Stamane, in IV Commissione consiliare, il voto compatto di tutti i componenti dei gruppi di opposizione (centrodestra e M5S) ha consentito nuovamente (dopo un precedente tentativo risalente ad un anno fa) la soppressione della disposizione, contenuta nella legge regionale n. 8/2015 in materia di raccolta dei tartufi, che prevede, per il rilascio delle necessarie autorizzazioni per la raccolta nelle aree protette, un criterio di priorità a favore dei residenti in tali ambiti territoriali.
Tutto mi sarei aspettato, tranne che prendere atto di un impulso, tenace e irrefrenabile, a creare ad arte un caso “tartufi” in Consiglio regionale, di cui, credo, alcuno avvertiva e avverte la necessità.
Le argomentazioni offerte dai colleghi promotori dell’iniziativa non convincono, non tengono conto del quadro normativo d’insieme, deformano la realtà.
La norma attualmente vigente (art. 4 della l.r. 8/2015), letta nel suo complesso, prevede che sia la Regione, assieme agli organismi di gestione delle aree protette, a stabilire “modalità e tempi per esercitare la ricerca e la raccolta di tartufi nelle aree ricomprese negli ambiti amministrativi degli enti parco nazionali e regionali, stabilendo il numero massimo delle autorizzazioni che possono essere rilasciate … in relazione alla necessità di non alterare gli ecosistemi che caratterizzano le aree di raccolta”.
Su questo tema, molte regioni sono intervenute con legge a disciplinare i criteri per selezionare l’accesso a questa risorsa della terra, tra cui anche quello della residenza o quello che fa salva l’utenza territoriale nelle aree gravate da demani collettivi o usi civici.
Cosa non è chiaro – verrebbe da chiedere – nella formulazione della norma pugliese allorquando si precisa che, in condizioni di parità di requisiti per l’ottenimento delle autorizzazioni alla raccolta, è stabilita semplicemente una priorità a favore dei residenti nelle aree protette, senza che siano previste esclusioni di sorta a danno di alcuno?
Sfugge forse che la legge quadro sulle aree protette (n. 394/91), proprio a fronte del particolare e stringente regime vincolistico cui sono sottoposte dette aree, prevede azioni positive di valorizzazione del territorio e delle comunità residenti, come, appunto, le iniziative dirette a favorire lo sviluppo economico e sociale delle collettività, tra le quali ben può rientrare la possibilità di conseguire l’autorizzazione alla raccolta di prodotti spontanei come i tartufi, in via preferenziale rispetto ai non residenti.
La previsione legislativa del criterio di priorità per i residenti, ribadisco, non esclude affatto la possibilità per alcuno di conseguire l’autorizzazione per l’esercizio dell’attività di raccolta, ma si limita a introdurre un semplice criterio di priorità a favore dei residenti nel rilascio di tali autorizzazioni, proprio in coerenza con lo spirito e l’impianto normativo della legge quadro nazionale.
E questo vale a maggior ragione in territori, ad esempio, come la Murgia o il Gargano (due aree pugliesi in cui insistono parchi nazionali), che da secoli sono altresì gravate in larga parte anche da usi civici, vale a dire la possibilità di trarre utilità dal terreno riconosciuta in favore proprio di chi abita quei territori e che contano su una popolazione, rispettivamente, di quasi mezzo milione e oltre duecentomila persone.
Proprio per questo, l’ostentato richiamo alla “lotta ai privilegi” (dei residenti!) e alla “parità dei diritti”, che meriterebbe certamente miglior campo di applicazione e dedizione, non ha alcun senso.

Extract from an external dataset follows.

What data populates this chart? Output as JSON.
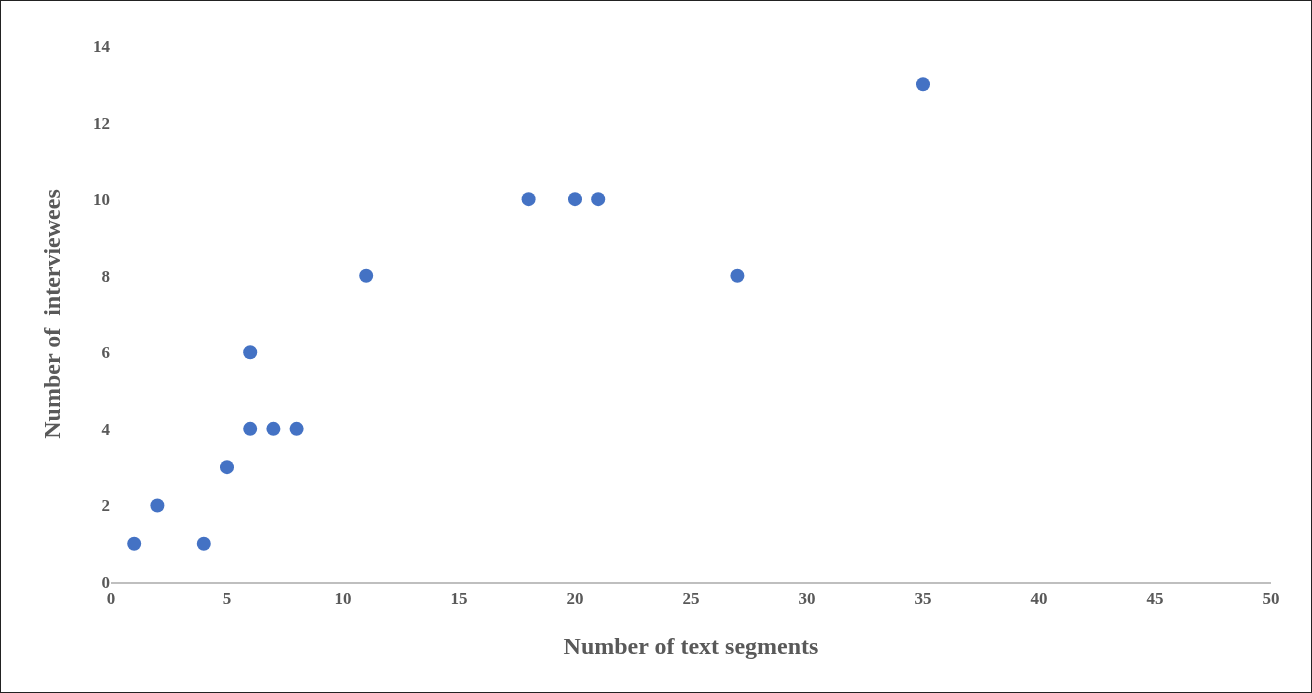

Soprattutto, nella realtà, si traduce in un’ulteriore mortificazione delle aspettative di cittadini e operatori che risiedono e operano nei territori delle aree protette, del cui regime, secondo i promotori dell’iniziativa legislativa passata oggi in commissione, devono avvertire unicamente i vincoli, le limitazioni, e non gli effetti (pur piccoli, impercettibili, come nel caso della “priorità nel rilascio delle autorizzazioni per la raccolta dei tartufi”) di azioni positive e di “iniziative atte a favorire lo sviluppo economico e sociale delle collettività residenti all’interno” dei parchi (come pure prescrive l’art. 14 della legge quadro sulle aree protette n. 394/91).
Mi auguro che, con il passaggio in Aula della proposta di legge, tutti i Colleghi Consiglieri possano inquadrare negli esatti termini la questione.